Ik voeg daar overigens in de richting van de heer Slob aan toe: het is inderdaad juist dat, als het substantieel wijzigt, het ook niet meer onder het politieke mandaat valt. Als een groot land eruit zou vallen en je toch die 500 mld. zou willen doen, waardoor het Nederlandse aandeel veel groter zou zijn, dan is dat een nieuw politiek feit. Het zit dus grofweg in de buurt van de bedragen die wij nu noemen. Daarvoor is een politiek mandaat nodig. Dat komt sowieso terug naar deze Kamer vanwege het feit dat een formele instemming vereist is. De heer Slob zegt: als dat inderdaad binnen die bandbreedte is, dan is dat meer een formaliteit. Als het echter substantieel anders is, is er een andere politieke situatie; dat begrijpen wij goed.

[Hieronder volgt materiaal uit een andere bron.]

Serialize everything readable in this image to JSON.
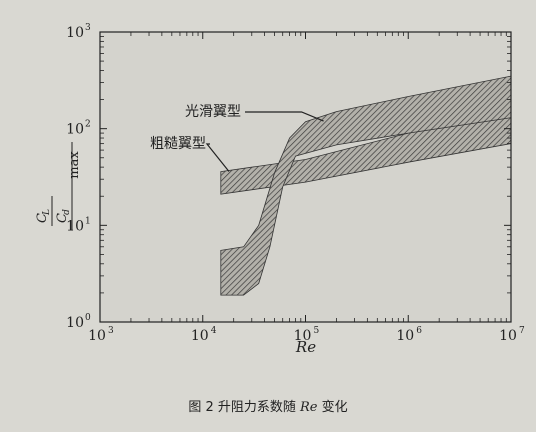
{
  "chart_data": {
    "type": "area",
    "title": "",
    "xlabel": "Re",
    "ylabel": "C_L/C_d |max",
    "x_scale": "log",
    "y_scale": "log",
    "xlim": [
      1000,
      10000000
    ],
    "ylim": [
      1,
      1000
    ],
    "x_ticks": [
      {
        "value": 1000,
        "base": "10",
        "exp": "3"
      },
      {
        "value": 10000,
        "base": "10",
        "exp": "4"
      },
      {
        "value": 100000,
        "base": "10",
        "exp": "5"
      },
      {
        "value": 1000000,
        "base": "10",
        "exp": "6"
      },
      {
        "value": 10000000,
        "base": "10",
        "exp": "7"
      }
    ],
    "y_ticks": [
      {
        "value": 1,
        "base": "10",
        "exp": "0"
      },
      {
        "value": 10,
        "base": "10",
        "exp": "1"
      },
      {
        "value": 100,
        "base": "10",
        "exp": "2"
      },
      {
        "value": 1000,
        "base": "10",
        "exp": "3"
      }
    ],
    "series": [
      {
        "name": "光滑翼型",
        "upper": [
          [
            15000,
            5.5
          ],
          [
            25000,
            6
          ],
          [
            35000,
            10
          ],
          [
            50000,
            35
          ],
          [
            70000,
            80
          ],
          [
            100000,
            118
          ],
          [
            200000,
            150
          ],
          [
            1000000,
            215
          ],
          [
            10000000,
            350
          ]
        ],
        "lower": [
          [
            15000,
            1.9
          ],
          [
            25000,
            1.9
          ],
          [
            35000,
            2.5
          ],
          [
            45000,
            6
          ],
          [
            60000,
            25
          ],
          [
            80000,
            52
          ],
          [
            200000,
            68
          ],
          [
            1000000,
            90
          ],
          [
            10000000,
            130
          ]
        ]
      },
      {
        "name": "粗糙翼型",
        "upper": [
          [
            15000,
            36
          ],
          [
            100000,
            48
          ],
          [
            1000000,
            90
          ],
          [
            10000000,
            165
          ]
        ],
        "lower": [
          [
            15000,
            21
          ],
          [
            100000,
            28
          ],
          [
            1000000,
            45
          ],
          [
            10000000,
            70
          ]
        ]
      }
    ],
    "annotations": [
      {
        "text": "光滑翼型",
        "target": [
          150000,
          120
        ]
      },
      {
        "text": "粗糙翼型",
        "target": [
          18000,
          36
        ]
      }
    ],
    "grid": false,
    "legend": "none"
  },
  "caption": {
    "prefix": "图 2  升阻力系数随 ",
    "var": "Re",
    "suffix": " 变化"
  },
  "colors": {
    "background": "#d9d8d2",
    "plot_background": "#d4d3cd",
    "ink": "#222222",
    "band_fill": "#b3b1aa"
  }
}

De heer Braakhuis vroeg: waarom is het ESM buiten het institutionele raamwerk van de Commissie geplaatst? De Europese Raad, inclusief Nederland, heeft eerder vastgesteld dat het ESM een intergouvernementele opzet krijgt. Dat zal gebaseerd zijn op een verdrag tussen de eurolanden. Zo hebben wij dat ook afgesproken. Een ruime meerderheid van de Kamer was daar ook voor. Ik weet dat het Europahart van GroenLinks wellicht dacht: het moeten nog wat verder. Ik kan echter wel het volgende zeggen, waardoor het Europahart van de heer Braakhuis weer wat sneller gaat kloppen. De Commissie speelt natuurlijk wel een rol, zoals ik heb beschreven in de brief. Zij zal samen met het IMF werken aan de opzet van het ESM. Dat gebeurt ook bij een programma. Het is dus niet zo dat wij de Commissie helemaal buitenspel hebben gezet.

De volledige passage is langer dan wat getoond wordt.